"I am not a racist." The fact that we even have to make a qualifying statement such as "I am not a racist!" in America may say less about our past and more about the present misuse of labels. Qualifying statements may also indicate how quickly others are to take offense in our culture. However, racial qualifications may have more to do with conscience than anything else.
Last month, my daughter's travel soccer team decided to go out to dinner after a game. Over pizza, the girls and the team parents were able to get to know each other on a more personal level. During some light conversation with another father, I asked, "Has anyone ever told you that you look like Kurt Russell?" He said, "No, is that a good thing?" I said, "Well, he's a good looking guy, successful, and famous!" I then jokingly said, "I guess it's better than being compared to Barak Obama." He laughed and shortly thereafter, we finished our pizza and went our separate ways.
Later that night, my conscience began bothering me regarding that last statement but I could not understand why. It finally occurred to me that my struggle had to do with the potential perception with which my comment could have been received because Barak Obama is a black President. I began thinking to myself, "I am not a racist and there are no latent issues of which I am aware." I further protested, "My comment was politically motivated and had nothing to do race." Yet, I was really bothered by the fact that it could have been misconstrued.
I began conducting an objective comparative analysis of the two men in my mind. Given the same criteria used to consider that the Kurt Russell comment was a compliment, I would have to admit that Barak Obama is also a good looking guy, successful, and famous. "So what is the difference between these two men?" I asked myself. To be truly objective, I have to admit that at the time of the comment, I knew very little about Kurt Russell other than the fact that he has been cohabitating with his girlfriend, Goldie Hawn, for over two decades. While, on the other hand, Barak Obama is a family man in a traditional, monogamous marriage, like I am.
My mind began probing for some kind of evidence to clear my conscience and relieve my guilt. The defense attorney of my inner voice began to compose a mental checklist – proof that would undeniably declare my innocence. Typical thoughts began streaming:
- My childhood friends were from many different ethnic backgrounds.
- I have a very diverse group of friends at church, in my community, and at work.
- As a professional, I have even been approached by a friend who asked me to consider partnering with him to begin a multi-cultural ministry.
- For leisure, I am rereading my all-time favorite autobiography "Up From Slavery" by Booker T. Washington, which I believe should be required reading for every leader in America, if not every American.
That's it! Booker T. Washington – Probably no other person in history overcame greater odds, rising from slavery to national prominence. Booker T. Washington completely understood the significance of the racial issues of his day for both black and white Americans. He believed that "No man whose vision is bounded by color can come into contact with what is highest and best in the world" (111). He held this conviction for the black man, no less than for the white man. Pockets of racial tension still exist within America today, but I believe that Booker T. Washington would be disappointed that race is still an issue and that "color" is used politically to intimidate opposition from speaking out against ideas that are counterproductive to the interest of our country.

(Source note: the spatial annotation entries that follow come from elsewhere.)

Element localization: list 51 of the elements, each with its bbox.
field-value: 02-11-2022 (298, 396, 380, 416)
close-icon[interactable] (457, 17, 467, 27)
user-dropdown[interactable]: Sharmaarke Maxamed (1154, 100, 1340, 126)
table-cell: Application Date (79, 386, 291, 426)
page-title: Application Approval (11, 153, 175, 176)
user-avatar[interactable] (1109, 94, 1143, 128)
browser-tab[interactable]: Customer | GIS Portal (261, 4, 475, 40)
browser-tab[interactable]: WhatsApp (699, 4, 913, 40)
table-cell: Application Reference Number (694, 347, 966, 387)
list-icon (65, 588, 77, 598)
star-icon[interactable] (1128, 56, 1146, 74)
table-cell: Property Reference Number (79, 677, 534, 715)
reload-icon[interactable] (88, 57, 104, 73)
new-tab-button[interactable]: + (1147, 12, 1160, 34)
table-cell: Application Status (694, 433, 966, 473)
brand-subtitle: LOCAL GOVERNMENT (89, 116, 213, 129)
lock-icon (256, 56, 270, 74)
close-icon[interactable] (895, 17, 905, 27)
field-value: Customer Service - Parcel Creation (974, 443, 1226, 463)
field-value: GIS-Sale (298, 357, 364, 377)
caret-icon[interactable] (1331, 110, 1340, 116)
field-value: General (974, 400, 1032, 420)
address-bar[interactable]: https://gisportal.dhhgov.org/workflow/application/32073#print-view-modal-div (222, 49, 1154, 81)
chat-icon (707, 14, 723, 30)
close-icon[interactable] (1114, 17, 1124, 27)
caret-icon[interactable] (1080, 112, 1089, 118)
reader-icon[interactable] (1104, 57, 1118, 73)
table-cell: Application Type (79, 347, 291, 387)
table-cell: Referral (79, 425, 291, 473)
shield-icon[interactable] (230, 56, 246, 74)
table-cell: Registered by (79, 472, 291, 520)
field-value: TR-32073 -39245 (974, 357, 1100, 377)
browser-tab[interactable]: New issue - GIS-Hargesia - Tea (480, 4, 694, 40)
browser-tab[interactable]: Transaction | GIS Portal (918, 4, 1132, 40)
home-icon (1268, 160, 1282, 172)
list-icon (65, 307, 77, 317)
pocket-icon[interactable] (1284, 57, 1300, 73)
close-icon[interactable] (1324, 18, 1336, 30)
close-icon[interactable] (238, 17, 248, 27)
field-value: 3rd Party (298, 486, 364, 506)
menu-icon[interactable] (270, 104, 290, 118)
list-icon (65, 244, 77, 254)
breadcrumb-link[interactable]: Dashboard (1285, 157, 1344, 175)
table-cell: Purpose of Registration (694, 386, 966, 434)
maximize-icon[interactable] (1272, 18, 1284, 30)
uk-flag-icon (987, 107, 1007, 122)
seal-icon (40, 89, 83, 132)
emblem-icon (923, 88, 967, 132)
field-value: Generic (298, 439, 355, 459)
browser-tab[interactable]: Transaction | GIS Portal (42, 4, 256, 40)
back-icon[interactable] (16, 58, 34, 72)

Booker T. Washington, no doubt, would be delighted to see the fruit of his labor and that of his fellow countrymen resulting in the election of the first black President. However, I do believe that he would not endorse the current political climate which serves two extremes. One that seeks to ignore verifiable issues of racism and the other that attempts to silence opposition with false accusations of racism, both of which are forms of racial discrimination.
When Booker T. Washington was invited to speak at The Atlanta Exposition on September 18, 1895, among other comments he said, "No race can prosper till it learns that there is as much dignity in tilling a field as in writing a poem. It is at the bottom of life we must begin, and not at the top. Nor should we permit our grievances to overshadow our opportunities" (107). As he addressed a crowd of black and white Americans in the South, he deliberately emphasized that progress between the two races could only take place as opportunities overshadowed grievances. He believed that progress could only advance through the combined effort of both races working together in an industrial spirit of cooperation and not by harboring resentment over past experiences.
My original comment could have just as easily been made during the Presidency of Bill Clinton or George W. Bush. If I said to my friend "I guess it's better than being compared to Bill Clinton or George W. Bush," no one in our country, including myself, would have had any racial tension about the remark. Most decent Americans rightly fear racist labels, primarily because they are not racists. The very framework of our democracy rests upon the foundation that the health of our nation is of crucial interest to all Americans. Well-meaning Americans who critique any standing President, his policies, his administration, or his party are not racists, but rather are simply participating in the same political system that has been in place for over ten generations. Echoing the message of Booker T. Washington once again, we should desire what is best for all races in America at the exclusion of none.